The study included data from Australia, Britain, Canada, China, Singapore, South Korea and the US. These countries are responsible for around two-thirds of online trade worldwide.

Online sales rose 59% in Australia, 46.7% in Britain, 32.4% in the US, and 14.6% in China.

The turnover increased by 22.4% last year to $2.5 trillion, having increased by some 15% in 2018-19. Retail sales overall declined by 1% year on year. 

Data by gross merchandise volume (GMV) put China’s Alibaba at the top, followed by US giant Amazon.  

Travel, ride hailing companies suffer

Data from the 13 top e-commerce companies showed a significant drop for companies offering services such as ride hailing and travel.
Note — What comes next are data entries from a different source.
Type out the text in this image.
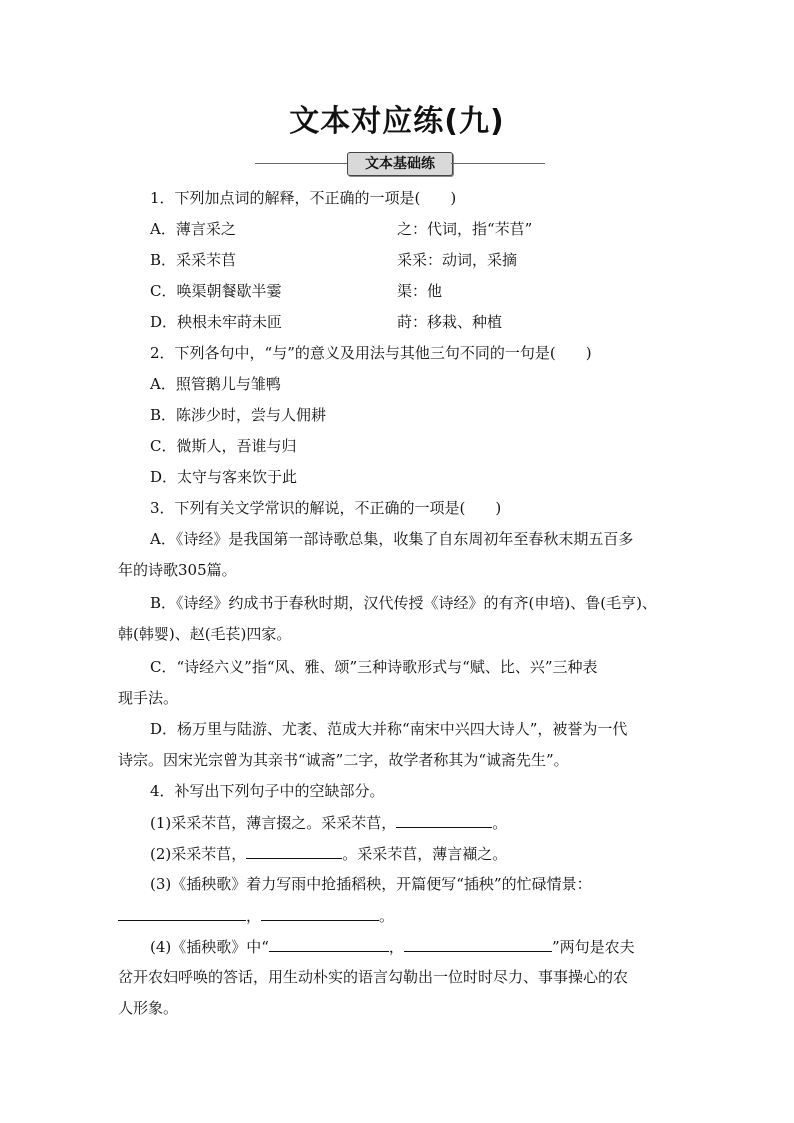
文本对应练(九)
文本基础练
1．下列加点词的解释，不正确的一项是(　　)
A．薄言采之	之：代词，指“芣苢”
B．采采芣苢	采采：动词，采摘
C．唤渠朝餐歇半霎	渠：他
D．秧根未牢莳未匝	莳：移栽、种植
2．下列各句中，“与”的意义及用法与其他三句不同的一句是(　　)
A．照管鹅儿与雏鸭
B．陈涉少时，尝与人佣耕
C．微斯人，吾谁与归
D．太守与客来饮于此
3．下列有关文学常识的解说，不正确的一项是(　　)
A．《诗经》是我国第一部诗歌总集，收集了自东周初年至春秋末期五百多
年的诗歌305篇。
B．《诗经》约成书于春秋时期，汉代传授《诗经》的有齐(申培)、鲁(毛亨)、
韩(韩婴)、赵(毛苌)四家。
C．“诗经六义”指“风、雅、颂”三种诗歌形式与“赋、比、兴”三种表
现手法。
D．杨万里与陆游、尤袤、范成大并称“南宋中兴四大诗人”，被誉为一代
诗宗。因宋光宗曾为其亲书“诚斋”二字，故学者称其为“诚斋先生”。
4．补写出下列句子中的空缺部分。
(1)采采芣苢，薄言掇之。采采芣苢，	。
(2)采采芣苢，	。采采芣苢，薄言襭之。
(3)《插秧歌》着力写雨中抢插稻秧，开篇便写“插秧”的忙碌情景：
，	。
(4)《插秧歌》中“	，	”两句是农夫
岔开农妇呼唤的答话，用生动朴实的语言勾勒出一位时时尽力、事事操心的农
人形象。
Eleven of these companies are from the US and China. 

“These statistics show the growing importance of online activities,” the report’s author, Torbjorn Fredriksson, told AFP.

He mentioned that Jumia, Africa’s online retail giant was an outlier, whose transactions jumped by more than 50% in the first six months of 2020.

Shamika Sirimanne, head of UNCTAD’s technology and logistics section, said this data could prove useful for companies, especially in the developing world, as they rebuild after the effects of the pandemic.